DATES: Effective on August 23, 2007, we are adopting as a final rule 
the interim rule published at 72 FR 15597-15598 on April 2, 2007.

FOR FURTHER INFORMATION CONTACT: Ms. Deborah McPartlan, National 
Emerald Ash Borer Program Manager, Emergency and Domestic Programs, 
PPQ, APHIS, 4700 River Road Unit 137, Riverdale, MD 20737-1236; (301) 
734-5356.

SUPPLEMENTARY INFORMATION: 

Background

    The emerald ash borer (EAB) (Agrilus planipennis) is a destructive 
woodboring insect that attacks ash trees (Fraxinus spp., including 
green ash, white ash, black ash, and several horticultural varieties of 
ash).

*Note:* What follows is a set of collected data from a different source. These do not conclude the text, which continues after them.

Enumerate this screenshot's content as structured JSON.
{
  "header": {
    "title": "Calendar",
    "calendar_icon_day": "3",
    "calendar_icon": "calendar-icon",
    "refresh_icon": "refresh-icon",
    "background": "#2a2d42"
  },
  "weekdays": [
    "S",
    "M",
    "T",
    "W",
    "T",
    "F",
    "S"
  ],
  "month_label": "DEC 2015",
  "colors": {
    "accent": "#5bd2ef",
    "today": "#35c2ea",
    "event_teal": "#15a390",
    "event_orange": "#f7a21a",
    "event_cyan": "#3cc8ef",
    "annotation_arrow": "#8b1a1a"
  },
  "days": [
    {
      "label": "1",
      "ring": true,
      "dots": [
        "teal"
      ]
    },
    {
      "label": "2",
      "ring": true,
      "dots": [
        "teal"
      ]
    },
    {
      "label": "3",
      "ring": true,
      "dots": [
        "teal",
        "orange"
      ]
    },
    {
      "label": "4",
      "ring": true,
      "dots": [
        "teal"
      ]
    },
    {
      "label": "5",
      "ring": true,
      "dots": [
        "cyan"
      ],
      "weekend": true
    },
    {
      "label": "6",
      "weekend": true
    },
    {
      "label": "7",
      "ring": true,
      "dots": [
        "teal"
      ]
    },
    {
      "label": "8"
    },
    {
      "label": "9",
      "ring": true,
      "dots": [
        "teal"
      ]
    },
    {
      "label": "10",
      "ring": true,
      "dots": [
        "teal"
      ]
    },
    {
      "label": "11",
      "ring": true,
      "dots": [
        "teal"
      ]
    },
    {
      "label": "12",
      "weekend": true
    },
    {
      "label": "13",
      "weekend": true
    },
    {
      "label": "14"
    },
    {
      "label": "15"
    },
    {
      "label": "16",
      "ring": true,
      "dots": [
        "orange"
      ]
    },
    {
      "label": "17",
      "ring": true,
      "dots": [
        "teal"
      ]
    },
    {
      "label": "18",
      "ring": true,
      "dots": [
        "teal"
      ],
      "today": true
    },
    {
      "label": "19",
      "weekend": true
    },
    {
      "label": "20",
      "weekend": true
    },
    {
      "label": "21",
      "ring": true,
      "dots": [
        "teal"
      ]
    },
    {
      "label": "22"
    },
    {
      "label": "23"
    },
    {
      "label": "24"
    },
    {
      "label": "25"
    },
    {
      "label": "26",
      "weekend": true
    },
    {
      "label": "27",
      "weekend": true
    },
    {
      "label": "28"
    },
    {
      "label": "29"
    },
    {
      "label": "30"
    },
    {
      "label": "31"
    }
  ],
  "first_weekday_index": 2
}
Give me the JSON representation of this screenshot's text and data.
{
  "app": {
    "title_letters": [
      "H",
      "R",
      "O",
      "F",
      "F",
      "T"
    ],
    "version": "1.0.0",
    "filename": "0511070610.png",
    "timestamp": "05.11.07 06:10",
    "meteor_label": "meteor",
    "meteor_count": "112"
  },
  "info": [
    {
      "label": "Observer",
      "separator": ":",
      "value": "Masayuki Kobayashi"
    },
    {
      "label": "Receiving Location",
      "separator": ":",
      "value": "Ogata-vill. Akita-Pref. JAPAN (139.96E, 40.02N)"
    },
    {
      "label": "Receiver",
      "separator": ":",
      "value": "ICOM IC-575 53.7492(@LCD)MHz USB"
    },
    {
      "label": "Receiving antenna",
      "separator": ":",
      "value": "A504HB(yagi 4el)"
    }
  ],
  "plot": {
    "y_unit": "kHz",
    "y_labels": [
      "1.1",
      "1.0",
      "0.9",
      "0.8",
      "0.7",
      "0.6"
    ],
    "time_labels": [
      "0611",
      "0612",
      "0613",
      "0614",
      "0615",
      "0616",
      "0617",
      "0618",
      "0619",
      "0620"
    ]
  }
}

The insect, which is indigenous to Asia and known to occur in 
China, Korea, Japan, Mongolia, the Russian Far East, Taiwan, and 
Canada, eventually kills healthy ash trees after it bores beneath their 
bark and disrupts their vascular tissues.
    The EAB regulations in 7 CFR 301.53-1 through 301.53-9 (referred to 
below as the regulations) restrict the interstate

[[Page 48226]]

movement of regulated articles from quarantined areas to prevent the 
artificial spread of EAB into noninfested areas of the United States. 
The regulations in Sec.  301.53-3(a) provide that the Administrator of 
the Animal and Plant Health Inspection Service will list as a 
quarantined area each State, or each portion of a State, where EAB has 
been found by an inspector, where the Administrator has reason to 
believe that EAB is present, or where the Administrator considers 
regulation necessary because of its inseparability for quarantine 
enforcement purposes from localities where EAB has been found.
    In an interim rule \1\ effective and published in the Federal 
Register on April 2, 2007 (72 FR 15597-15598, Docket No. 2007-0005), we 
amended the regulations in Sec.  301.53-3(c) by designating the States 
of Illinois, Indiana and Ohio, in their entirety, as quarantined areas. 
Comments on the interim rule were required to be received on or before 
June 1, 2007. We did not receive any comments. Therefore, for the 
reasons given in the interim rule, we are adopting the interim rule as 
a final rule.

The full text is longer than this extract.